Like the construct of these delicate, almost miniaturist images, titles such as A Scenario of Human Yearning, 1989–90, A Condition of Hope, 1990–91, Engineering the Memory in Dislocated Time, 1990–91, and Essentialist Beaming, 1991, suggest existential concerns. In the spirit of William Blake, DiBona creates visual poetry, the recurrent theme of which is creation and the cycle of life. The simple mandalic images are the most focused. Untitled, 1989–90, consists of a central disk intersected by two alternating thin triangles and two missilelike phallic forms inscribed onto a deep earth-toned ground. The central orb floats on its dark ground, and the tabletlike phalluses radiate toward its center and penetrate out into the void. The image speaks of the wonderment of sexual creation, suggesting Blake’s cosmic gouache and watercolor, God Creating the Universe, 1797.

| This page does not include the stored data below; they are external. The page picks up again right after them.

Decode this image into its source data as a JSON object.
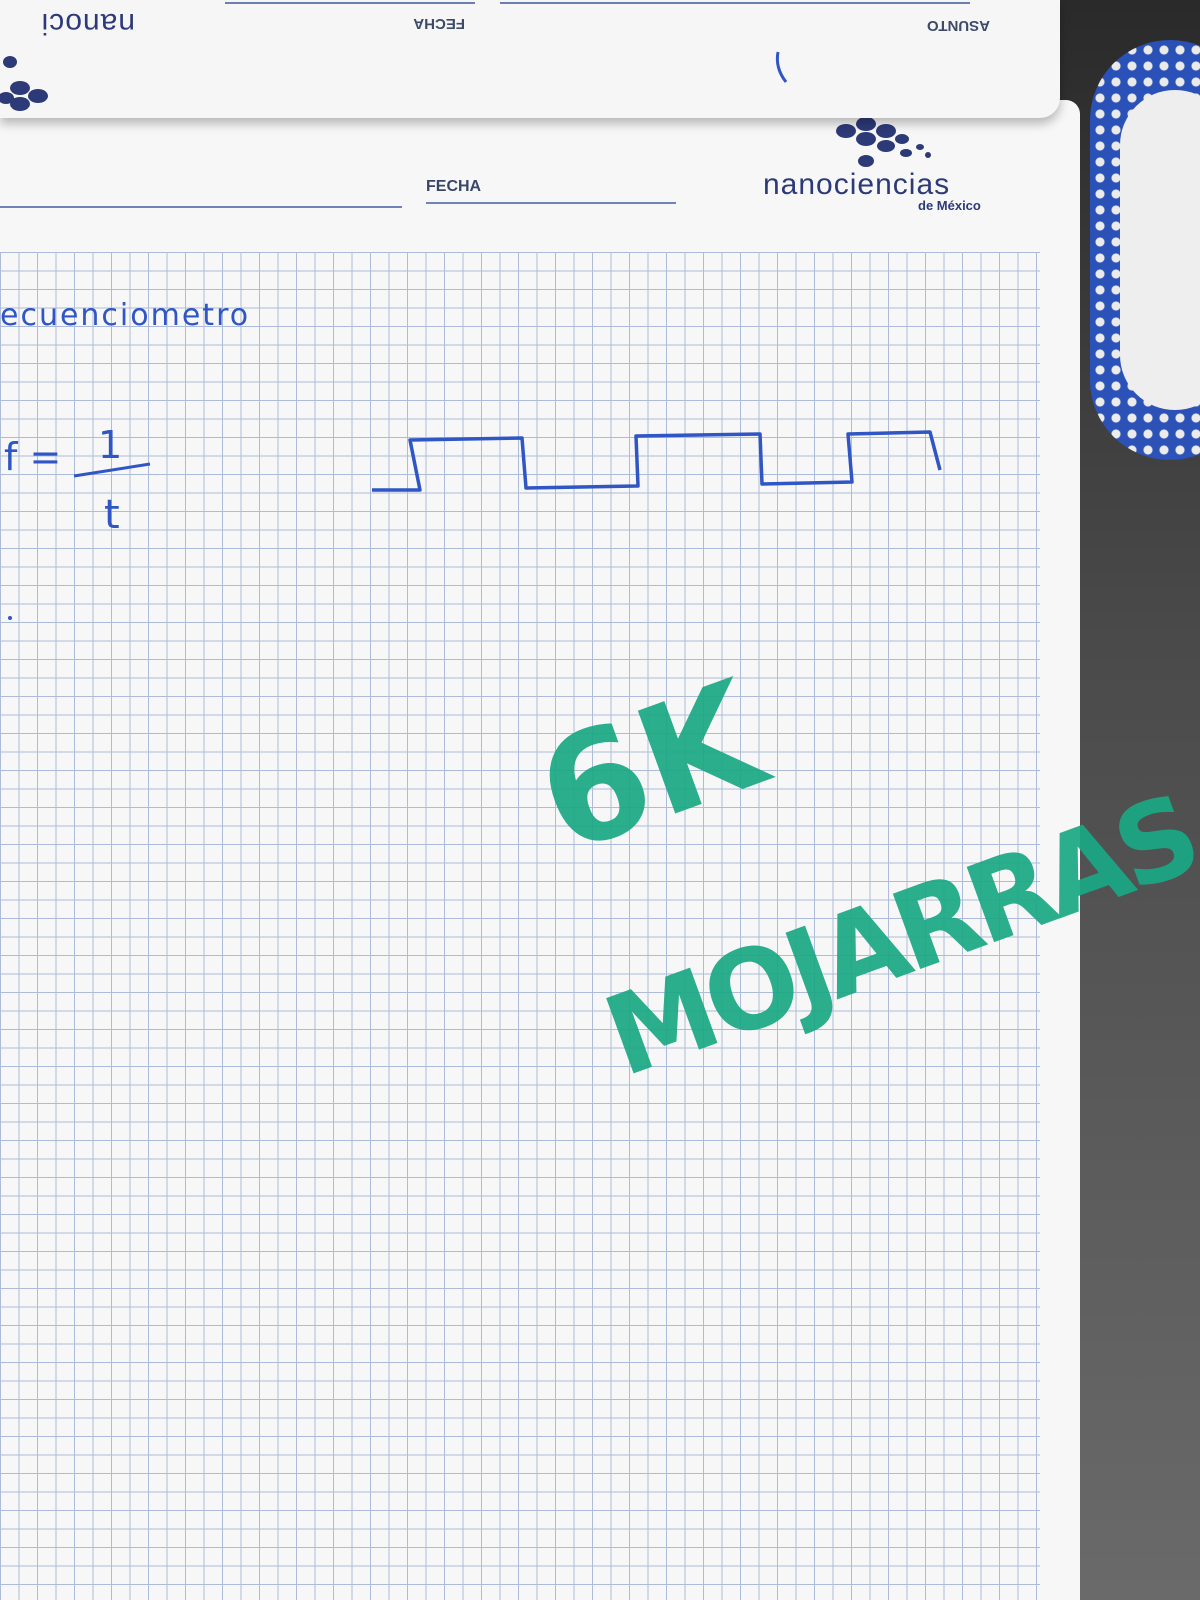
{
  "top_page": {
    "brand": "nanoci",
    "fecha_label": "FECHA",
    "asunto_label": "ASUNTO"
  },
  "header": {
    "fecha_label": "FECHA",
    "brand_name": "nanociencias",
    "brand_sub": "de México"
  },
  "notes": {
    "title": "ecuenciometro",
    "formula_f": "f =",
    "formula_num": "1",
    "formula_den": "t",
    "green_line1": "6K",
    "green_line2": "MOJARRAS"
  },
  "colors": {
    "paper": "#f7f7f7",
    "grid_lines": "#9fb2d6",
    "blue_ink": "#2f56c4",
    "green_marker": "#1aa884",
    "brand_blue": "#2d3a78"
  },
  "icons": [
    "hexagon-logo-icon"
  ]
}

In Earthscape, 1989–90, a diptych that contains several paintings within itself, the smaller left panel consists of a lustrous gray-blue ground overlaid with intricate patterns, carefully realized in high-keyed oranges, golds, black, and gray. The linear hieroglyphs—codelike conglomerations of the primitive and the high-tech—are intended, like the computer chips they resemble, to metaphorically transfer synthetic information from the artist to his audience. The right panel, also compartmentalized, is dominated by a rectangular area glazed to simulate a landscape enclosed by a TV-screen-like framing device. This symbolic scene is surrounded on three sides by delicate geometric configurations of lines and dots that further punctuate the dark surface, suggesting the early pictographic images of Adolf Gottlieb.

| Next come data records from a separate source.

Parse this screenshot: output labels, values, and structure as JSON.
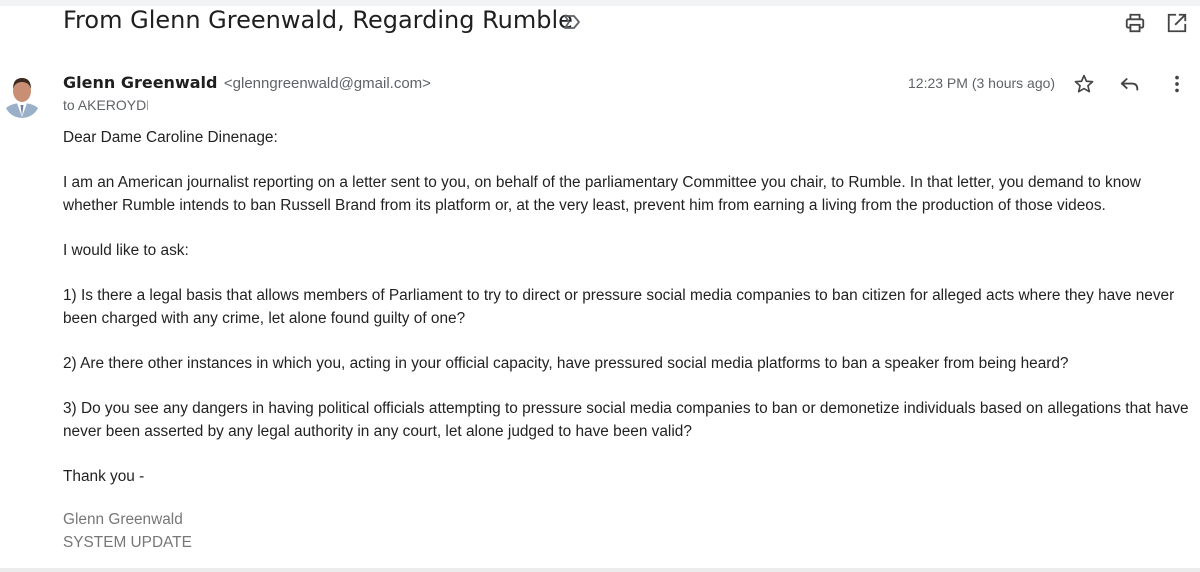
{
  "email": {
    "subject": "From Glenn Greenwald, Regarding Rumble",
    "sender_name": "Glenn Greenwald",
    "sender_email": "<glenngreenwald@gmail.com>",
    "recipient": "to AKEROYDF",
    "timestamp": "12:23 PM (3 hours ago)"
  },
  "body": {
    "greeting": "Dear Dame Caroline Dinenage:",
    "para1": "I am an American journalist reporting on a letter sent to you, on behalf of the parliamentary Committee you chair, to Rumble. In that letter, you demand to know whether Rumble intends to ban Russell Brand from its platform or, at the very least, prevent him from earning a living from the production of those videos.",
    "para2": "I would like to ask:",
    "q1": "1) Is there a legal basis that allows members of Parliament to try to direct or pressure social media companies to ban citizen for alleged acts where they have never been charged with any crime, let alone found guilty of one?",
    "q2": "2) Are there other instances in which you, acting in your official capacity, have pressured social media platforms to ban a speaker from being heard?",
    "q3": "3) Do you see any dangers in having political officials attempting to pressure social media companies to ban or demonetize individuals based on allegations that have never been asserted by any legal authority in any court, let alone judged to have been valid?",
    "closing": "Thank you -"
  },
  "signature": {
    "name": "Glenn Greenwald",
    "show": "SYSTEM UPDATE"
  },
  "icons": {
    "label": "label-icon",
    "print": "print-icon",
    "popout": "open-in-new-window-icon",
    "star": "star-icon",
    "reply": "reply-icon",
    "more": "more-vertical-icon"
  }
}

Every inch of DiBona’s paintings exhibits his technical expertise, yet the works manage to avoid the precious or decorative. The triptych Journey of the Radiant Body, Going Home to Eva (For My Grandfather), 1991, the largest and most ambitiously lyrical work in the show, is intended as an abstract narrative based on the artist’s 96-year-old grandfather’s passage from life to death. This monochromatic triptych, dominated by moody blacks, blue-grays and whites, itself contains three distinct rectangles arranged asymmetrically, like a medieval altarpiece, the largest panel in the center. The left panel, positioned horizontally, contains a geometric composition that resembles a diagrammatic rendering of rays refracted by an optical lens. This configuration joins with the triangular rays of the central panel, the focal point of which is a graphite ovoid that radiates like a mandala within a rectangular compartment. Thin treelike forms, bereft of leaves, emanate from the central rectangle and evoke a spirit of mordancy. The right panel, which is positioned vertically, is dominated by sharp triangles and diagonal lines that pierce a dramatically whitened ground.

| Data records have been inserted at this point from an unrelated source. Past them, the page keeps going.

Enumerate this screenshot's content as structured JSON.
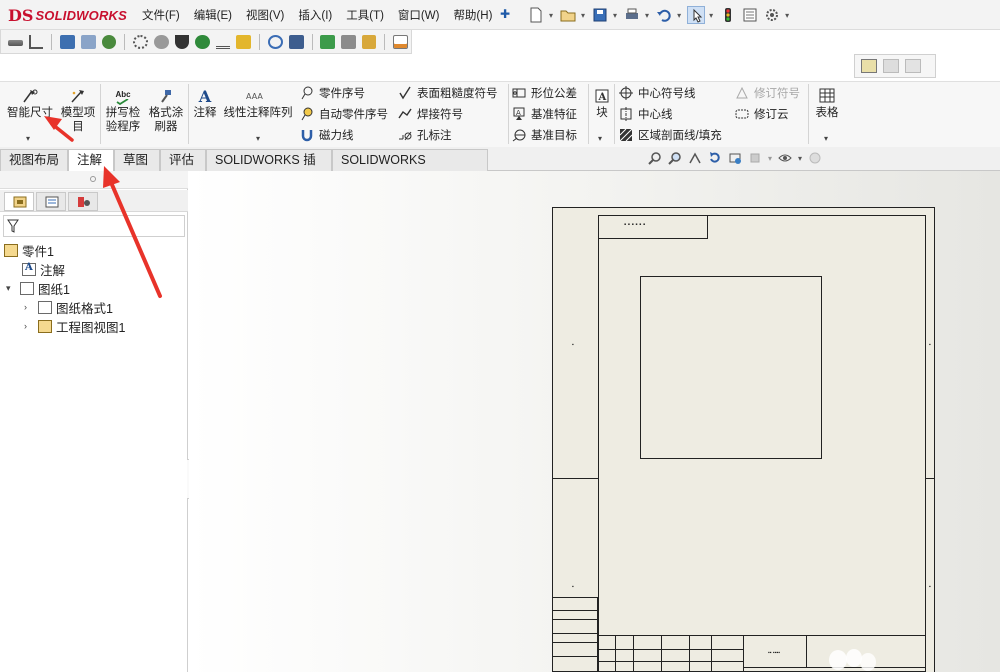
{
  "app": {
    "logo_ds": "DS",
    "logo_text": "SOLIDWORKS"
  },
  "menu": [
    "文件(F)",
    "编辑(E)",
    "视图(V)",
    "插入(I)",
    "工具(T)",
    "窗口(W)",
    "帮助(H)"
  ],
  "ribbon": {
    "smart_dim": "智能尺寸",
    "model_items_1": "模型项",
    "model_items_2": "目",
    "spell_1": "拼写检",
    "spell_2": "验程序",
    "spell_badge": "Abc",
    "format_1": "格式涂",
    "format_2": "刷器",
    "note": "注释",
    "linear_note": "线性注释阵列",
    "balloon": "零件序号",
    "auto_balloon": "自动零件序号",
    "magnetic_line": "磁力线",
    "surface_finish": "表面粗糙度符号",
    "weld_symbol": "焊接符号",
    "hole_callout": "孔标注",
    "gtol": "形位公差",
    "datum_feature": "基准特征",
    "datum_target": "基准目标",
    "block": "块",
    "center_mark": "中心符号线",
    "centerline": "中心线",
    "hatch": "区域剖面线/填充",
    "revision_symbol": "修订符号",
    "revision_cloud": "修订云",
    "table": "表格"
  },
  "tabs": [
    {
      "label": "视图布局",
      "active": false
    },
    {
      "label": "注解",
      "active": true
    },
    {
      "label": "草图",
      "active": false
    },
    {
      "label": "评估",
      "active": false
    },
    {
      "label": "SOLIDWORKS 插件",
      "active": false
    },
    {
      "label": "SOLIDWORKS Inspection",
      "active": false
    }
  ],
  "tree": {
    "root": "零件1",
    "annotations": "注解",
    "sheet": "图纸1",
    "sheet_format": "图纸格式1",
    "drawing_view": "工程图视图1"
  },
  "colors": {
    "brand_red": "#c8102e",
    "annotation_arrow": "#e8332a",
    "sheet_fill": "#eeece2"
  }
}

DiBona’s paintings, through his own abstract language, pursue universal truths. At their core, they are religious and meditative, yet the hieroglyphs painted in loud, Day-Glo colors give the paintings a nervous contemporaneity. DiBona’s images are meat to be examined close up and carefully. His pleasure in minutia results in highly varnished palimpsests packed with intriguing visual information.